Le Pietre Coti: le pietre abrasive che hanno fatto la storia dell’agricoltura
Circa 180 milioni di anni fa, durante il Giurassico, in una piccola zona al fondo della Tetide, l’antico oceano da cui si sono formate gran parte delle nostre rocce, si accumularono milioni di minuscoli aghetti silicei. Questi aghetti, noti come “spicole”, sono i resti di spugne, morbidi organismi che si sono trasformati in fossili. Questa eccezionale concomitanza di fattori naturali ha dato vita a una roccia molto particolare, le Pietre Coti, utilizzate come pietre utensili grazie alla loro capacità abrasiva per affilare o molare elementi metallici, soprattutto attrezzi da taglio come le lame delle falci fienaie, dei falcetti e dei coltelli.
Le Pietre Coti sono formate dalla combinazione di granuli duri di composizione silicea, le spicole delle spugne, e parti più tenere, la fanghiglia di composizione calcarea. Questa combinazione conferisce alle Pietre Coti il potere abrasivo necessario per abradere e smussare le irregolarità e le sbavature dei manufatti in acciaio. Le parti tenere si consumano durante il processo di molatura delle lame o con un poco di acqua acidula, mantenendo la superficie della pietra abrasiva efficiente e fresca con nuovi granuli abrasivi pronti a levigare.

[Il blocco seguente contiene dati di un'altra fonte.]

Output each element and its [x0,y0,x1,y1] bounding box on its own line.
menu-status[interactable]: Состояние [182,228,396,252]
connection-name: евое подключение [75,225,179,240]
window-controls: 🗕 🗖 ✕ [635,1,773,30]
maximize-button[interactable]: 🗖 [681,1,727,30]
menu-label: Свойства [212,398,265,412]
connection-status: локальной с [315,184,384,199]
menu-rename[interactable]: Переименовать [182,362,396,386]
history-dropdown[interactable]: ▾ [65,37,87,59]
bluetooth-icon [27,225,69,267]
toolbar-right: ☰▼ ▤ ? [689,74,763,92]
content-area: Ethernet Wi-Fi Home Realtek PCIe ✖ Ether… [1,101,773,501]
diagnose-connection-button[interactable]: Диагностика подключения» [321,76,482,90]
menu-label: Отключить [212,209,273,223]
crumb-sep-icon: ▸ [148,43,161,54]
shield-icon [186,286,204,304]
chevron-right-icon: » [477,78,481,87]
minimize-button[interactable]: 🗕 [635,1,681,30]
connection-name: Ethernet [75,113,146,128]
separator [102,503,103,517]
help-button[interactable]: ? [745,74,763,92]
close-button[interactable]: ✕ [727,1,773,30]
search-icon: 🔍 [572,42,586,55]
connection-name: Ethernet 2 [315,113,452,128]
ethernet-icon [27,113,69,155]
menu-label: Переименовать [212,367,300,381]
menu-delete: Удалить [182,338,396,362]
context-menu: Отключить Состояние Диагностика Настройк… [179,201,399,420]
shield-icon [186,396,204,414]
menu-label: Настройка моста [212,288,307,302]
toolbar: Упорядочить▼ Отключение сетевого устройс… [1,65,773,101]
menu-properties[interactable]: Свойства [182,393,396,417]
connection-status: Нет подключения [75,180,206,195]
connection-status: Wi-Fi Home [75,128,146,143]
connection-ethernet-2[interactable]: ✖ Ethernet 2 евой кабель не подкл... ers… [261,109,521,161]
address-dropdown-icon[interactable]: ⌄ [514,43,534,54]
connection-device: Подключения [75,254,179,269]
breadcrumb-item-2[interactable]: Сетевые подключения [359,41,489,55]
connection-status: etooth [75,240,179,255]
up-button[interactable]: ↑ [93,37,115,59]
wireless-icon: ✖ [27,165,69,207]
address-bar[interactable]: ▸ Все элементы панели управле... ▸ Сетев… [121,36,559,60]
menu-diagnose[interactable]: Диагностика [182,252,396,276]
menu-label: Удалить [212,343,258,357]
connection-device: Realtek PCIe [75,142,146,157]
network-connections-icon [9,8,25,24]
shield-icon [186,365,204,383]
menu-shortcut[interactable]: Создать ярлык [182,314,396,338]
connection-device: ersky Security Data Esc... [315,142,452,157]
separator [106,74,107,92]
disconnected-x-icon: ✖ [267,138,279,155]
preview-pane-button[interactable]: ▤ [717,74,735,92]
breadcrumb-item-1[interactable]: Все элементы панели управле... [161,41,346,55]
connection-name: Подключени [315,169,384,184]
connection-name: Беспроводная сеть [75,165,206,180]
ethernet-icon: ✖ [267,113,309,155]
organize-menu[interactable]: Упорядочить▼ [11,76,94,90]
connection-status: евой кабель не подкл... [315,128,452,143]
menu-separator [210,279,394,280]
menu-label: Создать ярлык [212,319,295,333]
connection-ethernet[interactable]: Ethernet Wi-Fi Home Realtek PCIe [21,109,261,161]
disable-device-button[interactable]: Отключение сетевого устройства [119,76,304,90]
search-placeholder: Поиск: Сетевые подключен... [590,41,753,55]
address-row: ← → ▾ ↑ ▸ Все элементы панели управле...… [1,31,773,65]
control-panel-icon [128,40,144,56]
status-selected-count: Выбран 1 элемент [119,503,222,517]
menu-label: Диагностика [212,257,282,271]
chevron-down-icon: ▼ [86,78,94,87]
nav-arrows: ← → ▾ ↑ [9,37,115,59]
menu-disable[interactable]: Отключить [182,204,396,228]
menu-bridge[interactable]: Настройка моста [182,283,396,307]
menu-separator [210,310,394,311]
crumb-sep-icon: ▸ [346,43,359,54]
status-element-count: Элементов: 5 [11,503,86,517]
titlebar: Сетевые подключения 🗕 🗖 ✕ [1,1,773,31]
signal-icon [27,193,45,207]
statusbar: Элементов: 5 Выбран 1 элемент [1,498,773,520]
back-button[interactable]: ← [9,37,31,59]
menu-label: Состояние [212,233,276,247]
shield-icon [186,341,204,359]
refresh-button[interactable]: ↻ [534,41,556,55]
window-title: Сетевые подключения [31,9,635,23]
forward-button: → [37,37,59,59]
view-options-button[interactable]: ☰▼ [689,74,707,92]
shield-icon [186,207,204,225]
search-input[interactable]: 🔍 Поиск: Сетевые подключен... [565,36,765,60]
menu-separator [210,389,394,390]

La roccia coltivata per la produzione delle Pietre Coti è limitata ad alcuni sottili livelli, spessi pochi centimetri, che affiorano in alcune località della bergamasca, ma soprattutto in bassa Val Seriana presso Pradalunga. Per questo motivo, le Pietre Coti venivano estratte anche in galleria, seguendo nel ventre della montagna i livelli “buoni”, spesso al buio o con illuminazione minima. Il materiale estratto veniva poi mandato ai laboratori, in paese, dove sotto le tettoie veniva sagomato nella tipica forma a ovale allungato e accuratamente rifilato dalla cosiddetta “fitadura”, l’operazione di rifinitura. Una volta pronte, le Pietre Coti venivano avvolte nella paglia, imballate in casse di legno e spedite a destinazione anche in paesi lontani.
Nel contesto dell’economia agricola, le Pietre Coti erano un utensile indispensabile per i lavori di mietitura delle messi e di fienagione da inizio aprile ad ottobre. Le fasi e la gestualità dell’affilatura, oggi come allora, sono quasi un rito. Prima di iniziare e periodicamente durante lo sfalcio, ci si ferma, si batte la lama con il martello per aumentare la durezza del metallo, si estrae la cote dal “codèr” (il porta cote, una tasca appesa alla cintura in cui si mette un po’ d’acqua per aver la cote sempre pronta) e poi si passa la cote alternativamente sui due lati della lama, levigandola, mantenendo l’apertura del filo molto stretta, tra 10 e 15 gradi.
L’affilatura realizzata con la Pietra Coti è particolarmente efficace perché molto delicata e omogenea, non invasiva né aggressiva per il metallo e assicura alla lama una longevità senza pari. Le Pietre Coti sono state compagne di lavoro inseparabile di chi lavorava la terra e, custodite nel “codèr”, seguivano gli emigranti delle nostre valli che partivano per le terre d’oltreoceano, per le Americhe o per l’Australia. Perché parlavano di casa, ma anche perché in nessun altro posto al mondo si potevano trovare pietre altrettanto efficaci.